I finally relax and begin moving forward again. Ponytail begins moving again as well.

  Babyface bursts into laughter as he follows. “Wait wait wait, did you really think we we’re going to eat you?!”

  Something about the tone of his voice or the smirk on his face immediately rubs me the wrong way.

  I stop in front of him, raise a brow, and fold my arms over my chest. “I thought you might try, Babyface. You would’ve come to regret that, though.”

  That shuts him up. He turns to his friend. “She has spunk. Can we keep her?”

  Ponytail smiles wryly. “How about we start with introductions. Hi, I’m Dave.”

  He holds out his hand, and I grasp it. He’s got a firm grip. His hand is slightly calloused and quite warm, but not sweaty.

  “I’m Emma.”

  “Alec,” Babyface adds, throwing me a kind of two-fingered salute. “Nice to meat you.”

  The emphasis he puts on the word and his shit-eating grin somehow tell me exactly what he means.

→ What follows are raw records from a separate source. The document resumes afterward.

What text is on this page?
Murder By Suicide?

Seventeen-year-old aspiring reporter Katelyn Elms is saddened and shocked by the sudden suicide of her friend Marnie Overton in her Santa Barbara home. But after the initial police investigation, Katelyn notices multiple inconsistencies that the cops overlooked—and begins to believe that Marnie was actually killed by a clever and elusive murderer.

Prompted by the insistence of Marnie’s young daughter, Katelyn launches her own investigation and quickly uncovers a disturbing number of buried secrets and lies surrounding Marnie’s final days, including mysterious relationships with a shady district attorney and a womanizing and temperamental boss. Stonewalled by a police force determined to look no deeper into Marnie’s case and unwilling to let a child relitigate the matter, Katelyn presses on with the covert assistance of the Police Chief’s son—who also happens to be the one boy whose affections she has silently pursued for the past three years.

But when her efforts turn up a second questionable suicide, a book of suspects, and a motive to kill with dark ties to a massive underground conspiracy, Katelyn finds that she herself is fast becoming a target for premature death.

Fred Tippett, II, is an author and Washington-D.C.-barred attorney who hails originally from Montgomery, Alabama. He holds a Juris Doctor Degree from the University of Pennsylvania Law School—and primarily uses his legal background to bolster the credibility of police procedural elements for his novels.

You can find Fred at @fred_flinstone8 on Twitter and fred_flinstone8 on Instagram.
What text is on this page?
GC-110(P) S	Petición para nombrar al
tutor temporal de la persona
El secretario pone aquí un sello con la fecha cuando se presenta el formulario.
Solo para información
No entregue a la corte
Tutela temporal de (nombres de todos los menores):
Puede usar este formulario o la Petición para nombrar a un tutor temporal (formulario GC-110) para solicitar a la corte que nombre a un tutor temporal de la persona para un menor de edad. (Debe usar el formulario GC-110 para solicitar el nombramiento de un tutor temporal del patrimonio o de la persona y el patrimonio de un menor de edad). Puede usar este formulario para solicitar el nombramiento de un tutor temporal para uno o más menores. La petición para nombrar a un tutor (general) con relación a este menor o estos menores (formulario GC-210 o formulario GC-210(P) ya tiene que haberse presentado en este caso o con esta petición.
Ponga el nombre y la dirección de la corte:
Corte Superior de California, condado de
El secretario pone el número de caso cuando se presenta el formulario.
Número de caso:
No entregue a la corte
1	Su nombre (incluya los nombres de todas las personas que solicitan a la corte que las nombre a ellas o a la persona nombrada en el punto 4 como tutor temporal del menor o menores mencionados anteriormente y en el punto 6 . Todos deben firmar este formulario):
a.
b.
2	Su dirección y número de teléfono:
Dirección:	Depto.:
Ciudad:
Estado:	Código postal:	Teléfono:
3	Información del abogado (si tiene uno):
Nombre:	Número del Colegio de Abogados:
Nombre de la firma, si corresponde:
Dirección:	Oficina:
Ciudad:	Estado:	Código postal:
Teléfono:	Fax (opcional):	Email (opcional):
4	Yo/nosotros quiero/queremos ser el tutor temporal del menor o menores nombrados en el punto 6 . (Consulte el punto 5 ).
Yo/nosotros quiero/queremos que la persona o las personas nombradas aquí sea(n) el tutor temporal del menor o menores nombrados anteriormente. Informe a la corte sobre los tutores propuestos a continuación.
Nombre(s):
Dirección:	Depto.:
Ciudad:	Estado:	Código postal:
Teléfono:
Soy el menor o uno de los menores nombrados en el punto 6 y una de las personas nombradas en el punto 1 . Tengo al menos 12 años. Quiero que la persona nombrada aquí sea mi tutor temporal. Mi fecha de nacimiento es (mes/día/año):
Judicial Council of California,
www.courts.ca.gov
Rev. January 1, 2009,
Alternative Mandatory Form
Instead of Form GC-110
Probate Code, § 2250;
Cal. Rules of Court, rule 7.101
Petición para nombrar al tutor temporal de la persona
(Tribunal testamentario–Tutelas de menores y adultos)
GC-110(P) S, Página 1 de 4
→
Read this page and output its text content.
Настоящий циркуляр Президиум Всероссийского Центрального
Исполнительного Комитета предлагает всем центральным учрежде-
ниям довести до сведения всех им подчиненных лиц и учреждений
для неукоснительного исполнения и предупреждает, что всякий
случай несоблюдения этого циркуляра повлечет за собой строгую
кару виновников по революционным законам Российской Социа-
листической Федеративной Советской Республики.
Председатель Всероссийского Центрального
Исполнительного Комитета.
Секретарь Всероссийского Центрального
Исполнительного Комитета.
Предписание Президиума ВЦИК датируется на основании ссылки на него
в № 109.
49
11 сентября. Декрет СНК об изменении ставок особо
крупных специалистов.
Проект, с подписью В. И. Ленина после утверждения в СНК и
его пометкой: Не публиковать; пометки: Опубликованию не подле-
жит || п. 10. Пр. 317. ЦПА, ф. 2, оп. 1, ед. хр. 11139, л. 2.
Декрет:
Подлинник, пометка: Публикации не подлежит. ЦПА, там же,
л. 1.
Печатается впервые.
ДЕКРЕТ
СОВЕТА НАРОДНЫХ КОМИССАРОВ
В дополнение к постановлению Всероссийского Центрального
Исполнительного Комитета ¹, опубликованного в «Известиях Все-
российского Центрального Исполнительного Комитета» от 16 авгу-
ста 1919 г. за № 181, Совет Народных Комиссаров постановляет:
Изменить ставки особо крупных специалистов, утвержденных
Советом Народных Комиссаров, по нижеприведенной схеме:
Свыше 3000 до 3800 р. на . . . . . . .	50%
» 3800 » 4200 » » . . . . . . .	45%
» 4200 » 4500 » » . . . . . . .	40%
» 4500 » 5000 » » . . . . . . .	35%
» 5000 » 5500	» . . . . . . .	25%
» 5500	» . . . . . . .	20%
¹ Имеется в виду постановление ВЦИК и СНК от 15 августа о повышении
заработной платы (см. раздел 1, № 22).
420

I give him a blank stare for his troubles till his grin fades.

  Dave tries to hide his chuckle in a cough.

  “Anyway,” I drawl at Alec. “Can I take it your remark earlier means there’s room in your party?”

  “Definitely!” he responds chipperly, his smile coming back in full force.

  “We make a habit of foraging near the doors in case another participant shows up,” Dave clarifies. “Frankly, we should’ve tried harder to round out our numbers earlier, but we were both holding out hope for our respective friends, and, well... we hadn’t anticipated how suddenly the flow of participants would dry up.”

  Right, if starting order was determined by viability of survival in the First Trial, the number of people making it through would drop quickly after a while. And considering how long I took, there probably aren’t a lot more people coming.

  I look them both up and down. “So, ehm, what’s with the sweater?” I ask Dave, not willing to commit to joining them just yet. I literally got here two minutes ago, after all. “Not that I’m judging or anything—I mean, I’m wearing my bloody hotdog sales uniform—but it seems a little big on you.”

  He scratches the back of his neck with a grimace. “Yeah, it got thrown in with me. I guess they decided my costume wasn’t fit for the Trials, and I don’t blame them, but this wouldn’t have been my first pick either.”

  “Ugh, tell me about it,” Alec groans. “I spent months on my Iron Man costume, it was totally first-prize-worthy—it had a retractable faceplate and everything—and I wake up in my jimmies next to a Captain America shirt, of all things!”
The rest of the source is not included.